I've been thinking lately about the high rate of divorce and wondering how a couple could be so much in love, marry, sometimes raise a family, and then discover that the love has somehow slipped away. From experience, I know that once love has dwindled, it usually can't be re-ignited. Love gone is love gone for good.

Our partner is never really the person we at first think they are. The eyes of love see only what they choose to see and anything that detracts from our preferred image is easily ignored in favor of more exciting aspects of the relationship. It's almost funny to later on muse over those faults and wonder how we could have been so blind. Sometimes Adonis burps and watches too many sports programs. Those who want only a perfect Adonis might become very disappointed.

I know a lot of senior couples who seem to be happily married and, from what I've surmised, they are obviously committed to each other and just take for granted it's for life. They are friends and sail along as a couple, not as two individuals living together but going separate ways. There appears to be a lot of give and take with happily married seniors and also a lot of love in their eyes when they look at one another.

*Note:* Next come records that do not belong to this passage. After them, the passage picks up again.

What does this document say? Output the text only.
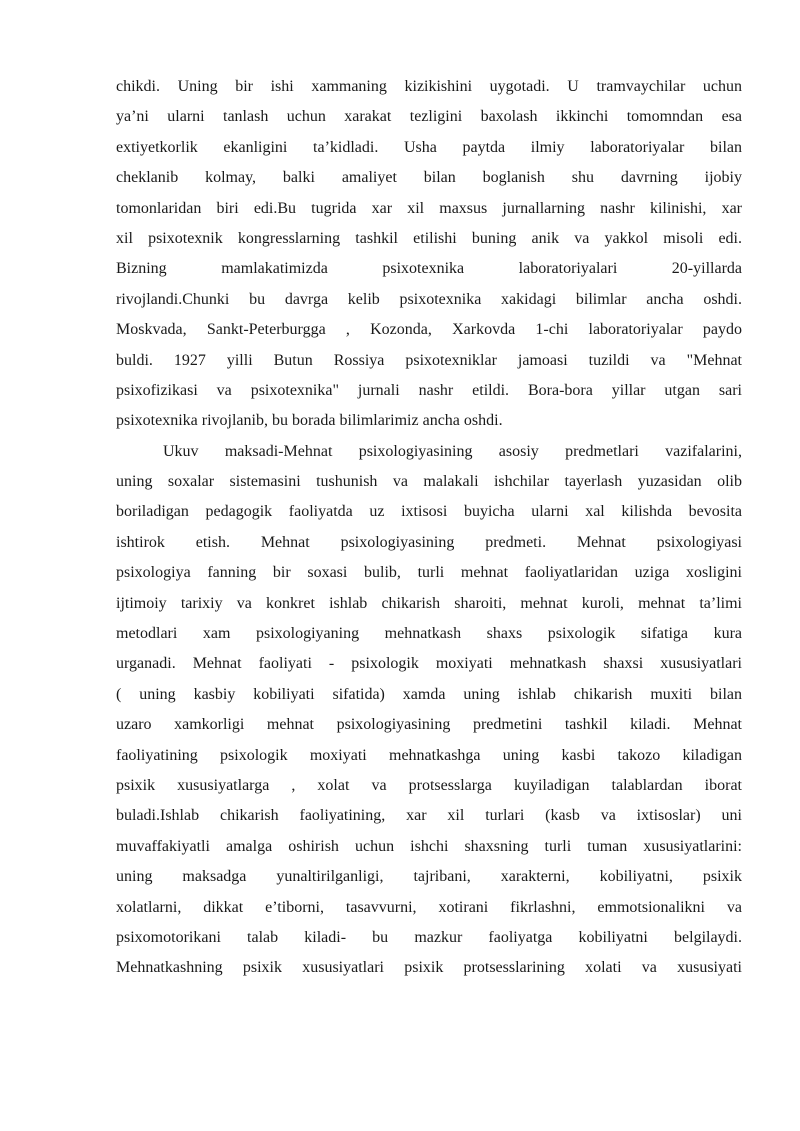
chikdi. Uning bir ishi xammaning kizikishini uygotadi. U tramvaychilar uchun
ya’ni ularni tanlash uchun xarakat tezligini baxolash ikkinchi tomomndan esa
extiyetkorlik ekanligini ta’kidladi. Usha paytda ilmiy laboratoriyalar bilan
cheklanib kolmay, balki amaliyet bilan boglanish shu davrning ijobiy
tomonlaridan biri edi.Bu tugrida xar xil maxsus jurnallarning nashr kilinishi, xar
xil psixotexnik kongresslarning tashkil etilishi buning anik va yakkol misoli edi.
Bizning mamlakatimizda psixotexnika laboratoriyalari 20-yillarda
rivojlandi.Chunki bu davrga kelib psixotexnika xakidagi bilimlar ancha oshdi.
Moskvada, Sankt-Peterburgga , Kozonda, Xarkovda 1-chi laboratoriyalar paydo
buldi. 1927 yilli Butun Rossiya psixotexniklar jamoasi tuzildi va "Mehnat
psixofizikasi va psixotexnika" jurnali nashr etildi. Bora-bora yillar utgan sari
psixotexnika rivojlanib, bu borada bilimlarimiz ancha oshdi.
Ukuv maksadi-Mehnat psixologiyasining asosiy predmetlari vazifalarini,
uning soxalar sistemasini tushunish va malakali ishchilar tayerlash yuzasidan olib
boriladigan pedagogik faoliyatda uz ixtisosi buyicha ularni xal kilishda bevosita
ishtirok etish. Mehnat psixologiyasining predmeti. Mehnat psixologiyasi
psixologiya fanning bir soxasi bulib, turli mehnat faoliyatlaridan uziga xosligini
ijtimoiy tarixiy va konkret ishlab chikarish sharoiti, mehnat kuroli, mehnat ta’limi
metodlari xam psixologiyaning mehnatkash shaxs psixologik sifatiga kura
urganadi. Mehnat faoliyati - psixologik moxiyati mehnatkash shaxsi xususiyatlari
( uning kasbiy kobiliyati sifatida) xamda uning ishlab chikarish muxiti bilan
uzaro xamkorligi mehnat psixologiyasining predmetini tashkil kiladi. Mehnat
faoliyatining psixologik moxiyati mehnatkashga uning kasbi takozo kiladigan
psixik xususiyatlarga , xolat va protsesslarga kuyiladigan talablardan iborat
buladi.Ishlab chikarish faoliyatining, xar xil turlari (kasb va ixtisoslar) uni
muvaffakiyatli amalga oshirish uchun ishchi shaxsning turli tuman xususiyatlarini:
uning maksadga yunaltirilganligi, tajribani, xarakterni, kobiliyatni, psixik
xolatlarni, dikkat e’tiborni, tasavvurni, xotirani fikrlashni, emmotsionalikni va
psixomotorikani talab kiladi- bu mazkur faoliyatga kobiliyatni belgilaydi.
Mehnatkashning psixik xususiyatlari psixik protsesslarining xolati va xususiyati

I guess with some people the love fades away to nothing over the years but with the lucky ones it simply softens. Cher once sang a song about the way to know if your partner loves you that's called, "It's In The Eyes". It really is. You can usually tell if a couple is in trouble by watching their eyes when they look at one another. What you'll see is either warmth or indifference (indifference being the polar opposite of love) and the recipient of those cold, uncaring looks is probably in for a hard, hurtful time in the future.

But does love disappear just because we originally blinded ourselves to faults we can't live with? Or is it a natural evolution for some who grow in non-converging directions than their mate? I read somewhere that people need a new mate every ten years because they develop different needs in those ten years but that would only work for couples who never had a strong commitment in the first place.

I believe a couple must be true friends as well as lovers in order to forge that unbreakable commitment to each other. Friendship can outlast all the other passions we encounter during our lifetime and couples who are not also friends might not make it.

I hate to see marriages crumble but I've never seen it happen overnight. There's a lot of soul searching before a person will choose to go their own way and it's seldom an easy choice to make. There's so much to lose on both sides and for many their future is frighteningly uncertain. But once the choice has been made and the separation set in motion, the possibility of a new life more in accord with one's present needs and wants can be a happy time. It all depends on the determination of the escapee. Life is what you make of it.

I sometimes wonder if "love gone" is really "love that never was", though.